Vitamin D repletion reduced subcutaneous adipose tissue fibrosis, reported Akankasha Goyal, MD, at the American Diabetes Association’s 74th Scientific Sessions in San Francisco (Abstract 90-OR). Gene expression of collagen I, collagen V, and HiF-1-alpha in whole fat decreased significantly, and collagen immunofluorescence decreased by 48%.
In addition, vitamin D repletion reduced adipose inflammation, with decreased expression of tumor necrosis factor alpha and PAI-1 in whole fat. It also significantly decreased expression of interleukin 6, inositol, and PAI-1by adipose macrophages. “These findings were associated with 34% greater ability of insulin to suppress endogenous glucose production. Glucose uptake was unaffected,” Dr Goyal said.
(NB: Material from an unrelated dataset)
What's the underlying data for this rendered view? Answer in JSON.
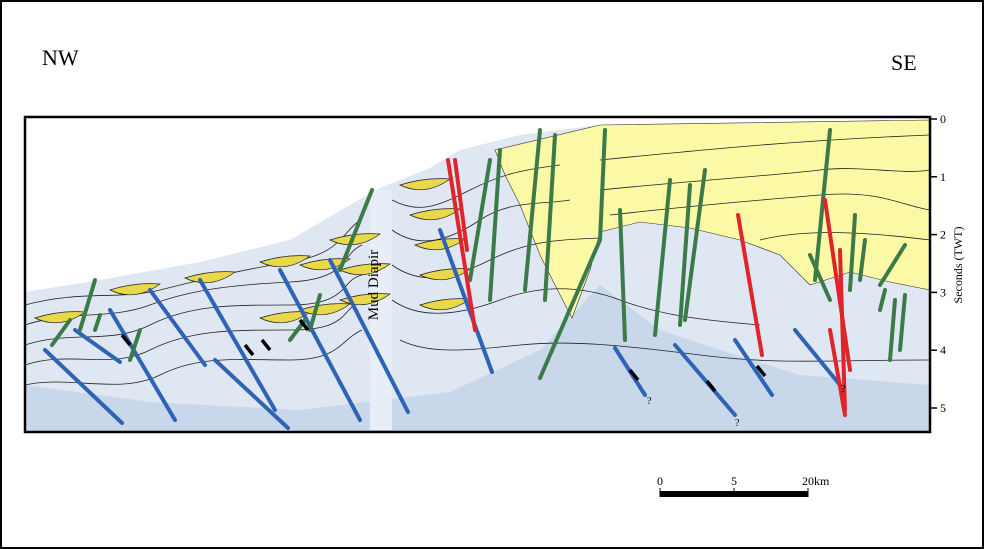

In conclusion, Dr Goyal said: “Vitamin D repletion reduced adipose tissue fibrosis in concert with improved hepatic insulin sensitivity and reduced adipose inflammation in obese patients. Correcting Vitamin D deficiency in susceptible individuals could have considerable metabolic benefit.”
Dr Hawkins noted that patients with normal glucose metabolism show no benefit with vitamin D replenishment, but “it can make a difference for those who are insulin resistant. We can’t show that vitamin D replenishment prevents diabetes, but people at risk for diabetes show a benefit.”
She added: “Our simple but intensive study looked at insulin resistance in muscle and liver. When we drilled down to the metabolic level, we found there really is a benefit.”
Researchers have been investigating the role of fibrosis in easing insulin resistance. “In people who put on weight, fat spills into the liver. Fibrosis is linked to inflammation of fat as inflammatory cells go into fat. It’s as though the fat is fighting off an infection,” Dr Hawkins said. “If we give vitamin D, we see fat tissue is both less fibrotic after a few months and less inflammatory, and the patient is less insulin sensitive.”
The next step in this research is to enroll patients with DM into a clinical study. “In diabetes, the disease may have advanced too far. We still advocate vitamin D replenishment for prediabetes,” Dr Hawkins said.
The key is to normalize vitamin D levels. “We replaced vitamin D to normal levels of 30 ng/mL and saw benefit. When we pushed replacement to 50 ng/mL, we saw no further benefit,” she said.
Dr Hawkins recommends that for those who are at risk for DM, clinicians should “check their vitamin D levels and maintain normal levels.”